E em mais de mil das noites destes anos
eu apaguei a vela p'ra não ver
a agonia do Cristo, que me acusa.

Mas Ele rasga a escuridão da Noite.
Mas Ele rasga o sono em que me oculto
e vem, solto da cruz a que o prendi,
continuar, no fundo da minh'alma
Seu estertor.
Seus olhos brilham mais, na escuridão...
P'ra de todo morrer,
como que espera apenas o segundo
de eu Lhe pedir perdão.


Nota: Poema incluso no livro: "Poesia e Teologia" 
de Cón. António de Azevedo Pires


             

O poema de Sebastião da Gama é, efectivamente, uma profunda meditação do homem de hoje, mas que, com o mesmo sentido cristológico a vai buscar a todos os homens que se sucederam nas gerações pós-Cristo, porquanto Ele, ressuscitado, não deixa de incomodar as consciências que revêem as suas atitudes - nem sempre consonantes com o Grande Sacrificado - razão que levou o Poeta a declarar, que Ele morre à sua cabeceira, a ponto de o levar a dizer - Tem quase dois mil anos o meu quarto - e em todas as noites - dos tais dois mil anos - é bruscamente que apaga a vela para não ver os olhos do Cristo que continua vivo a rasgar a solidão da Noite...

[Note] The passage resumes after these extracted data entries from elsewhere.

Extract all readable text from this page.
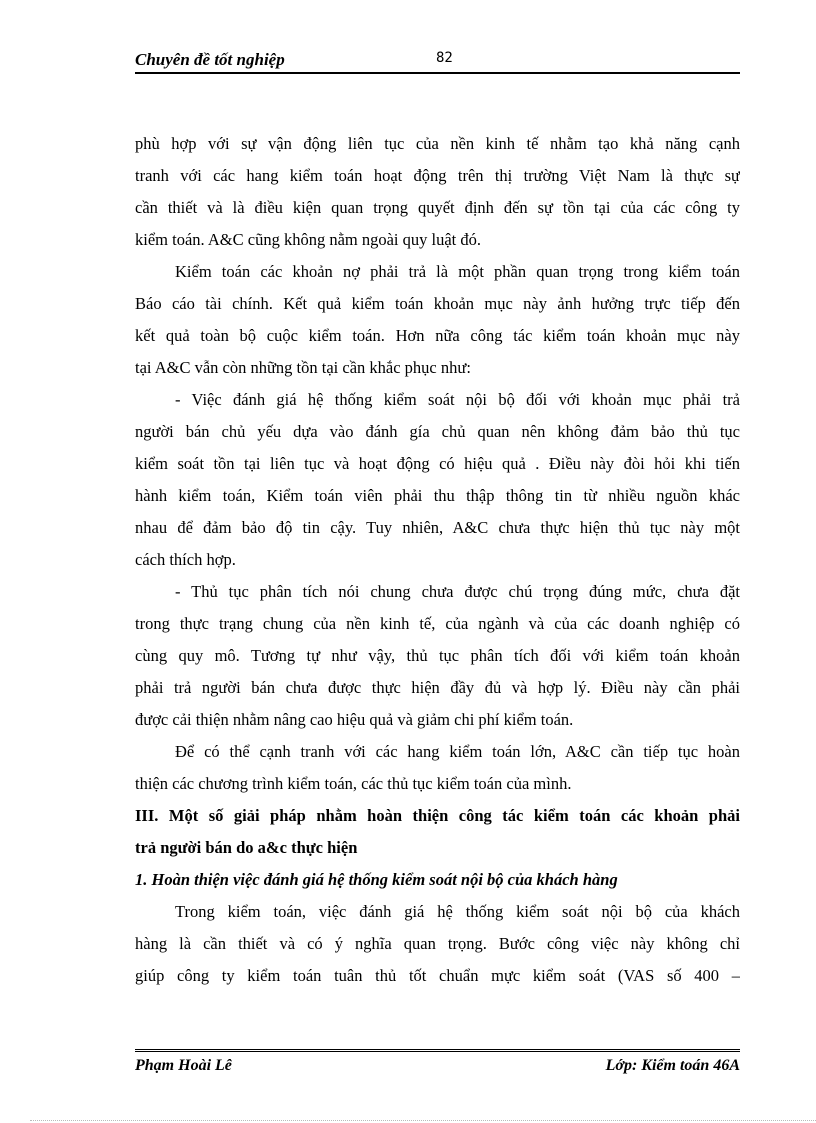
Chuyên đề tốt nghiệp	82
phù hợp với sự vận động liên tục của nền kinh tế nhằm tạo khả năng cạnh
tranh với các hang kiểm toán hoạt động trên thị trường Việt Nam là thực sự
cần thiết và là điều kiện quan trọng quyết định đến sự tồn tại của các công ty
kiểm toán. A&C cũng không nằm ngoài quy luật đó.
Kiểm toán các khoản nợ phải trả là một phần quan trọng trong kiểm toán
Báo cáo tài chính. Kết quả kiểm toán khoản mục này ảnh hưởng trực tiếp đến
kết quả toàn bộ cuộc kiểm toán. Hơn nữa công tác kiểm toán khoản mục này
tại A&C vẫn còn những tồn tại cần khắc phục như:
- Việc đánh giá hệ thống kiểm soát nội bộ đối với khoản mục phải trả
người bán chủ yếu dựa vào đánh gía chủ quan nên không đảm bảo thủ tục
kiểm soát tồn tại liên tục và hoạt động có hiệu quả . Điều này đòi hỏi khi tiến
hành kiểm toán, Kiểm toán viên phải thu thập thông tin từ nhiều nguồn khác
nhau để đảm bảo độ tin cậy. Tuy nhiên, A&C chưa thực hiện thủ tục này một
cách thích hợp.
- Thủ tục phân tích nói chung chưa được chú trọng đúng mức, chưa đặt
trong thực trạng chung của nền kinh tế, của ngành và của các doanh nghiệp có
cùng quy mô. Tương tự như vậy, thủ tục phân tích đối với kiểm toán khoản
phải trả người bán chưa được thực hiện đầy đủ và hợp lý. Điều này cần phải
được cải thiện nhằm nâng cao hiệu quả và giảm chi phí kiểm toán.
Để có thể cạnh tranh với các hang kiểm toán lớn, A&C cần tiếp tục hoàn
thiện các chương trình kiểm toán, các thủ tục kiểm toán của mình.
III. Một số giải pháp nhằm hoàn thiện công tác kiểm toán các khoản phải
trả người bán do a&c thực hiện
1. Hoàn thiện việc đánh giá hệ thống kiểm soát nội bộ của khách hàng
Trong kiểm toán, việc đánh giá hệ thống kiểm soát nội bộ của khách
hàng là cần thiết và có ý nghĩa quan trọng. Bước công việc này không chỉ
giúp công ty kiểm toán tuân thủ tốt chuẩn mực kiểm soát (VAS số 400 –
Phạm Hoài Lê	Lớp: Kiểm toán 46A
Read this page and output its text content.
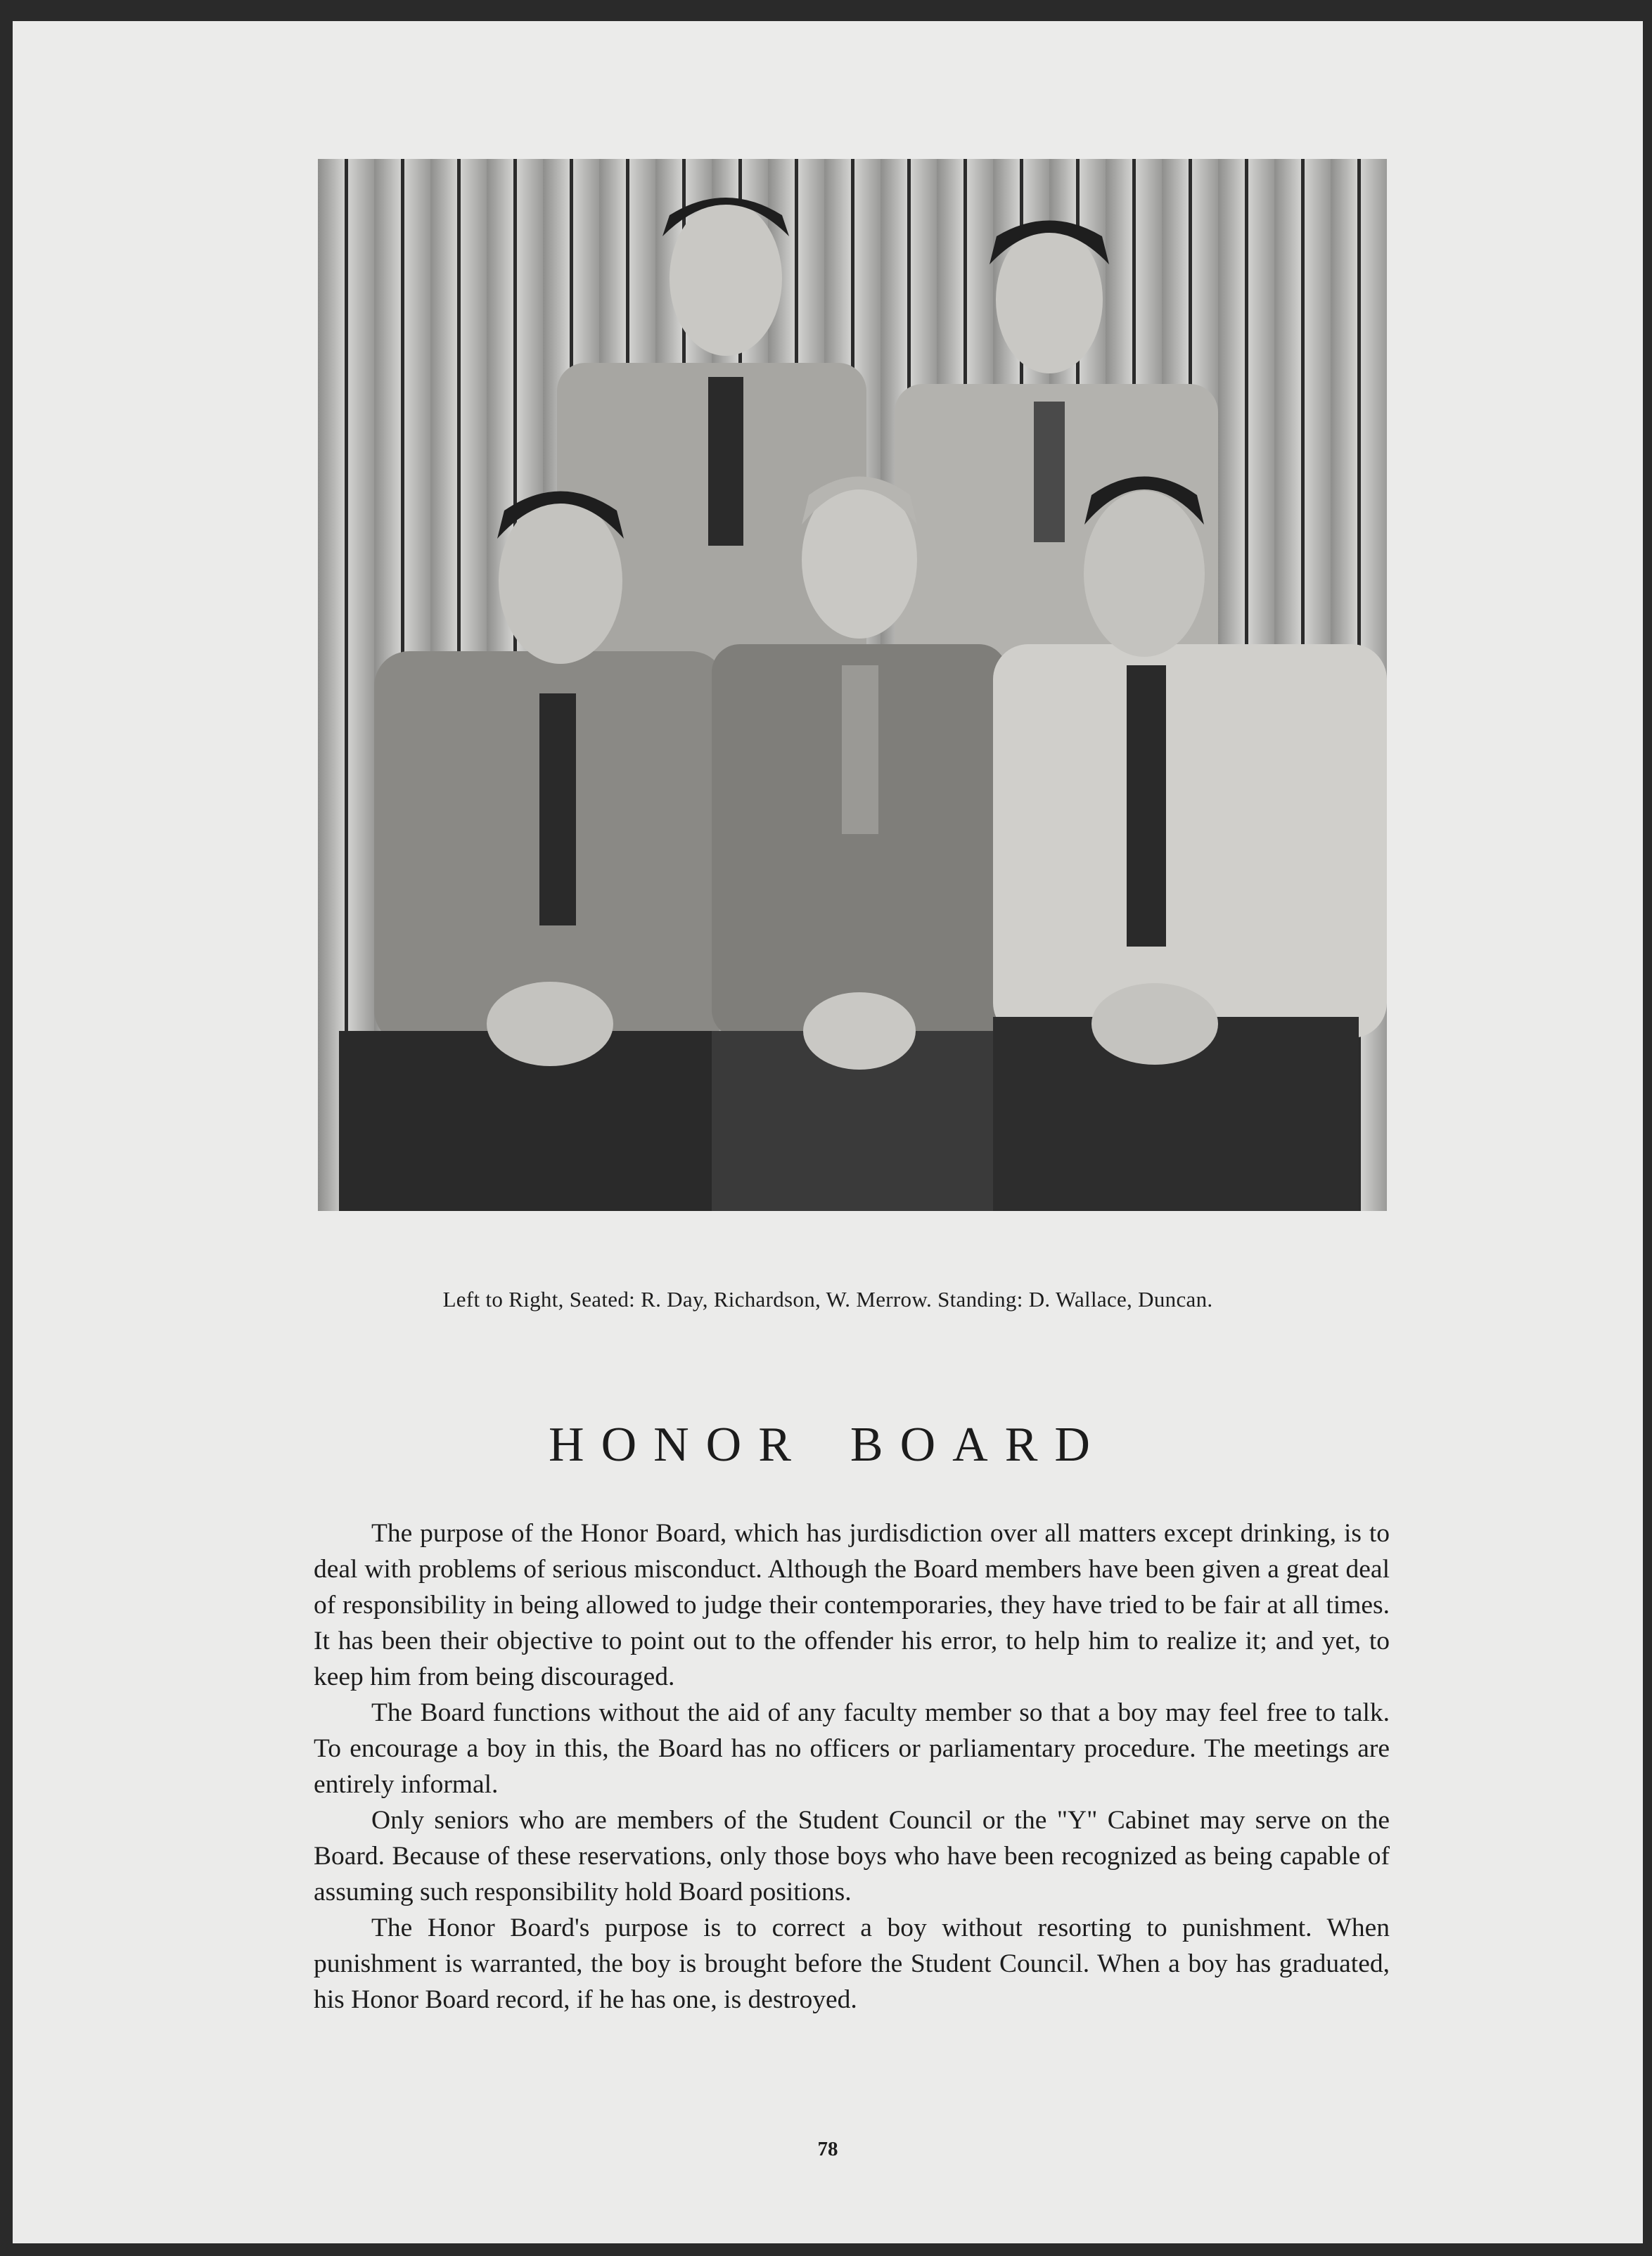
Left to Right, Seated: R. Day, Richardson, W. Merrow. Standing: D. Wallace, Duncan.
HONOR BOARD

The purpose of the Honor Board, which has jurdisdiction over all matters except drinking, is to deal with problems of serious misconduct. Although the Board members have been given a great deal of responsibility in being allowed to judge their contemporaries, they have tried to be fair at all times. It has been their objective to point out to the offender his error, to help him to realize it; and yet, to keep him from being discouraged.

The Board functions without the aid of any faculty member so that a boy may feel free to talk. To encourage a boy in this, the Board has no officers or parliamentary procedure. The meetings are entirely informal.

Only seniors who are members of the Student Council or the "Y" Cabinet may serve on the Board. Because of these reservations, only those boys who have been recognized as being capable of assuming such responsibility hold Board positions.

The Honor Board's purpose is to correct a boy without resorting to punishment. When punishment is warranted, the boy is brought before the Student Council. When a boy has graduated, his Honor Board record, if he has one, is destroyed.

78
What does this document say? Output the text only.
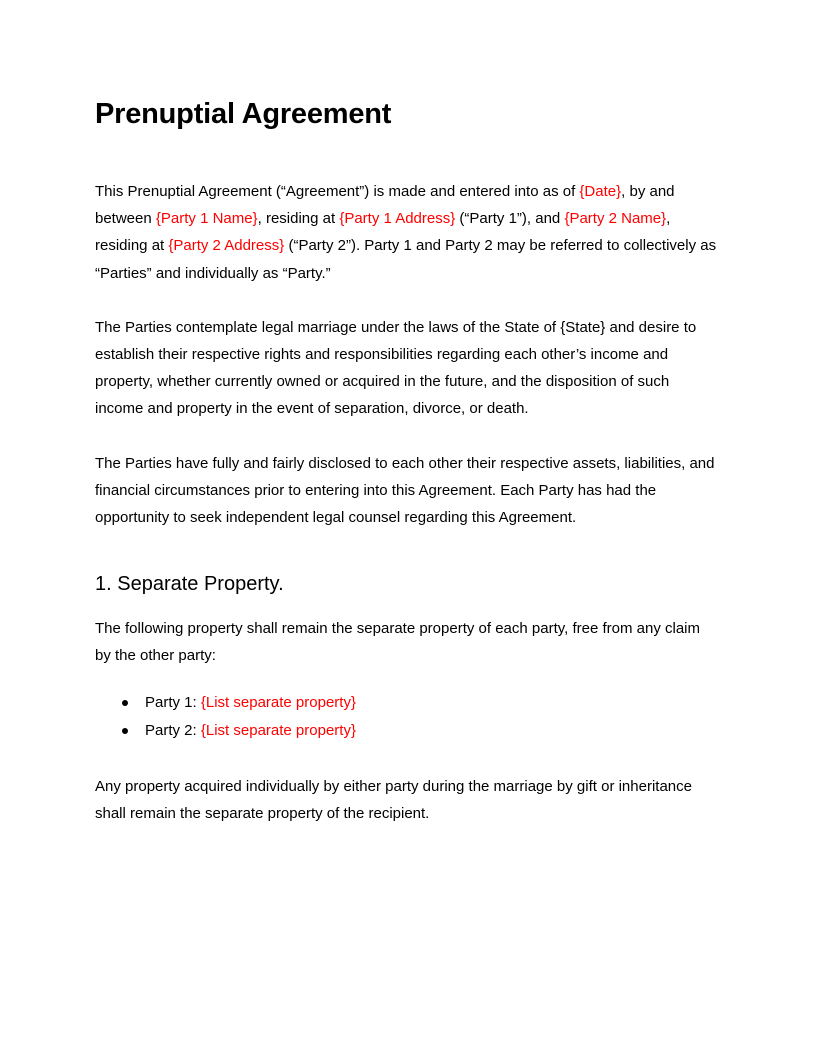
Prenuptial Agreement

This Prenuptial Agreement (“Agreement”) is made and entered into as of {Date}, by and between {Party 1 Name}, residing at {Party 1 Address} (“Party 1”), and {Party 2 Name}, residing at {Party 2 Address} (“Party 2”). Party 1 and Party 2 may be referred to collectively as “Parties” and individually as “Party.”

The Parties contemplate legal marriage under the laws of the State of {State} and desire to establish their respective rights and responsibilities regarding each other’s income and property, whether currently owned or acquired in the future, and the disposition of such income and property in the event of separation, divorce, or death.

The Parties have fully and fairly disclosed to each other their respective assets, liabilities, and financial circumstances prior to entering into this Agreement. Each Party has had the opportunity to seek independent legal counsel regarding this Agreement.

1. Separate Property.

The following property shall remain the separate property of each party, free from any claim by the other party:

Party 1: {List separate property}
Party 2: {List separate property}

Any property acquired individually by either party during the marriage by gift or inheritance shall remain the separate property of the recipient.
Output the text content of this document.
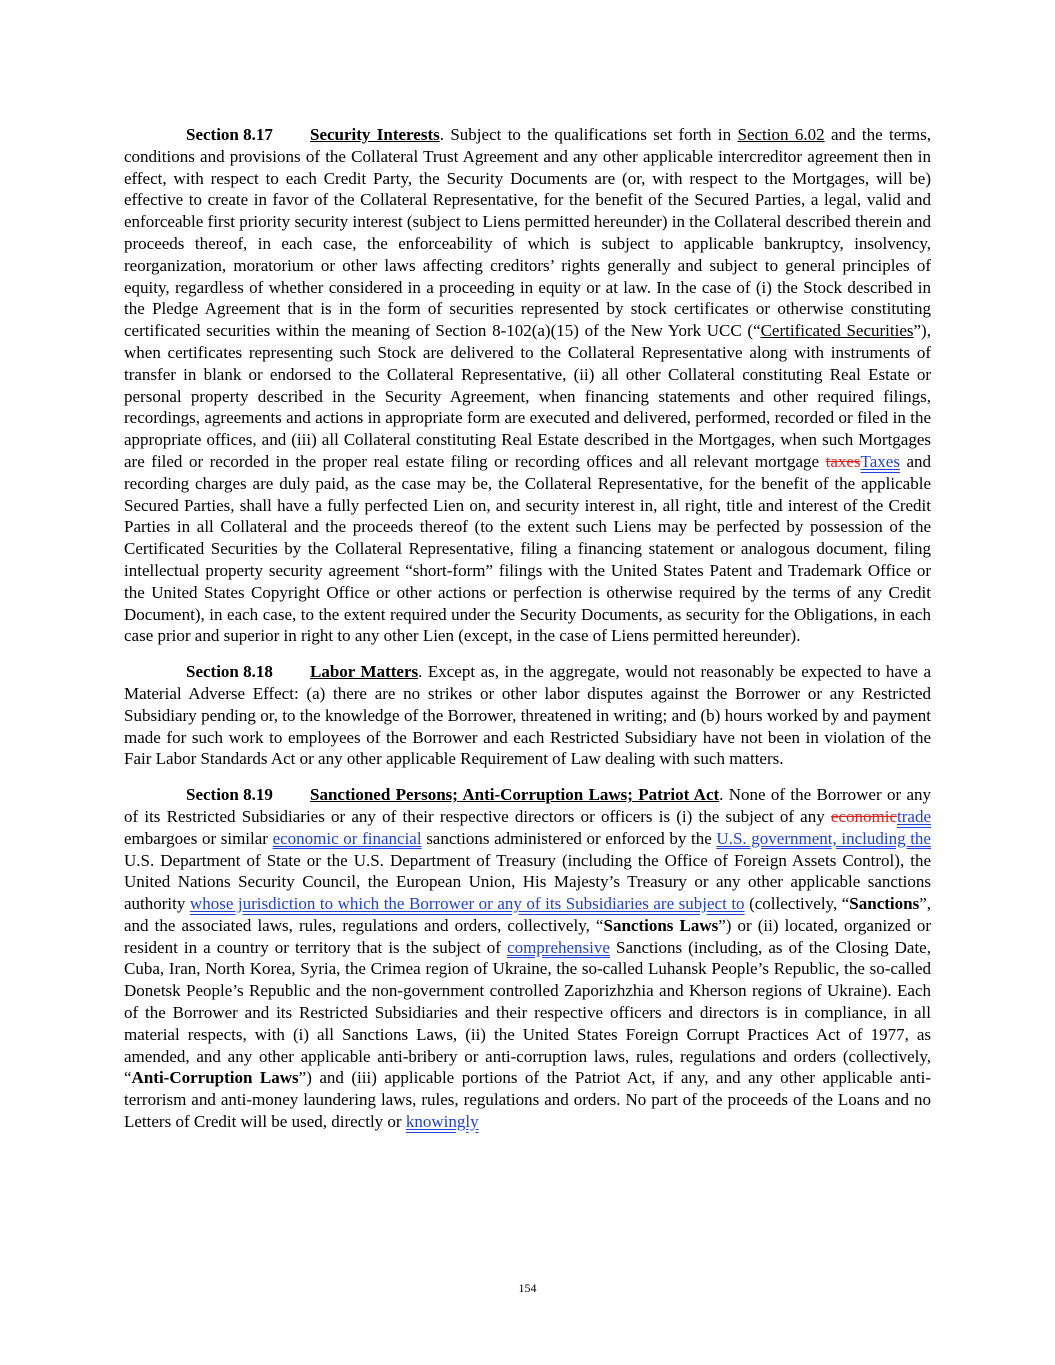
Section 8.17 Security Interests. Subject to the qualifications set forth in Section 6.02 and the terms, conditions and provisions of the Collateral Trust Agreement and any other applicable intercreditor agreement then in effect, with respect to each Credit Party, the Security Documents are (or, with respect to the Mortgages, will be) effective to create in favor of the Collateral Representative, for the benefit of the Secured Parties, a legal, valid and enforceable first priority security interest (subject to Liens permitted hereunder) in the Collateral described therein and proceeds thereof, in each case, the enforceability of which is subject to applicable bankruptcy, insolvency, reorganization, moratorium or other laws affecting creditors’ rights generally and subject to general principles of equity, regardless of whether considered in a proceeding in equity or at law. In the case of (i) the Stock described in the Pledge Agreement that is in the form of securities represented by stock certificates or otherwise constituting certificated securities within the meaning of Section 8-102(a)(15) of the New York UCC (“Certificated Securities”), when certificates representing such Stock are delivered to the Collateral Representative along with instruments of transfer in blank or endorsed to the Collateral Representative, (ii) all other Collateral constituting Real Estate or personal property described in the Security Agreement, when financing statements and other required filings, recordings, agreements and actions in appropriate form are executed and delivered, performed, recorded or filed in the appropriate offices, and (iii) all Collateral constituting Real Estate described in the Mortgages, when such Mortgages are filed or recorded in the proper real estate filing or recording offices and all relevant mortgage taxesTaxes and recording charges are duly paid, as the case may be, the Collateral Representative, for the benefit of the applicable Secured Parties, shall have a fully perfected Lien on, and security interest in, all right, title and interest of the Credit Parties in all Collateral and the proceeds thereof (to the extent such Liens may be perfected by possession of the Certificated Securities by the Collateral Representative, filing a financing statement or analogous document, filing intellectual property security agreement “short-form” filings with the United States Patent and Trademark Office or the United States Copyright Office or other actions or perfection is otherwise required by the terms of any Credit Document), in each case, to the extent required under the Security Documents, as security for the Obligations, in each case prior and superior in right to any other Lien (except, in the case of Liens permitted hereunder).

Section 8.18 Labor Matters. Except as, in the aggregate, would not reasonably be expected to have a Material Adverse Effect: (a) there are no strikes or other labor disputes against the Borrower or any Restricted Subsidiary pending or, to the knowledge of the Borrower, threatened in writing; and (b) hours worked by and payment made for such work to employees of the Borrower and each Restricted Subsidiary have not been in violation of the Fair Labor Standards Act or any other applicable Requirement of Law dealing with such matters.

Section 8.19 Sanctioned Persons; Anti-Corruption Laws; Patriot Act. None of the Borrower or any of its Restricted Subsidiaries or any of their respective directors or officers is (i) the subject of any economictrade embargoes or similar economic or financial sanctions administered or enforced by the U.S. government, including the U.S. Department of State or the U.S. Department of Treasury (including the Office of Foreign Assets Control), the United Nations Security Council, the European Union, His Majesty’s Treasury or any other applicable sanctions authority whose jurisdiction to which the Borrower or any of its Subsidiaries are subject to (collectively, “Sanctions”, and the associated laws, rules, regulations and orders, collectively, “Sanctions Laws”) or (ii) located, organized or resident in a country or territory that is the subject of comprehensive Sanctions (including, as of the Closing Date, Cuba, Iran, North Korea, Syria, the Crimea region of Ukraine, the so-called Luhansk People’s Republic, the so-called Donetsk People’s Republic and the non-government controlled Zaporizhzhia and Kherson regions of Ukraine). Each of the Borrower and its Restricted Subsidiaries and their respective officers and directors is in compliance, in all material respects, with (i) all Sanctions Laws, (ii) the United States Foreign Corrupt Practices Act of 1977, as amended, and any other applicable anti-bribery or anti-corruption laws, rules, regulations and orders (collectively, “Anti-Corruption Laws”) and (iii) applicable portions of the Patriot Act, if any, and any other applicable anti-terrorism and anti-money laundering laws, rules, regulations and orders. No part of the proceeds of the Loans and no Letters of Credit will be used, directly or knowingly

154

Não deixa de ser sintomático que no quadro "O Descimento da Cruz" o rosto de Cristo Morto pareça o mais vivo de todos, porque Ele assim ficou e assim continua para o entendermos e seguirmos, o que levou Sebastião da Gama a deixar no ar a pergunta inquietante: Por que não ficou morto no Calvário?

Pela simples razão e o Poeta bem a sabia - que O Cristo que havia à sua cabeceira fazia que o seu quarto - como o quarto de todos nós -  tenha quase dois mil anos, porque Ele está vivo para nos fazer sentir como um remorso o facto de assim, nem sempre O não sentirmos.

É este remorso que levou o Poeta - como ele confessa - a apagar bruscamente a vela do seu quarto para não ver a agonia de Cristo, para nos deixar um alerta de quanto é preciso, para bem do homem colectivo não negar mas viver tudo o que Ele nos deixou de amor por todos os homens, um motivo ponderoso por que Ele continuará para todo o sempre a rasgar a escuridão da Noite e o sono onde se ocultam os indiferentes a quem Ele quer e deseja dar o seu perdão!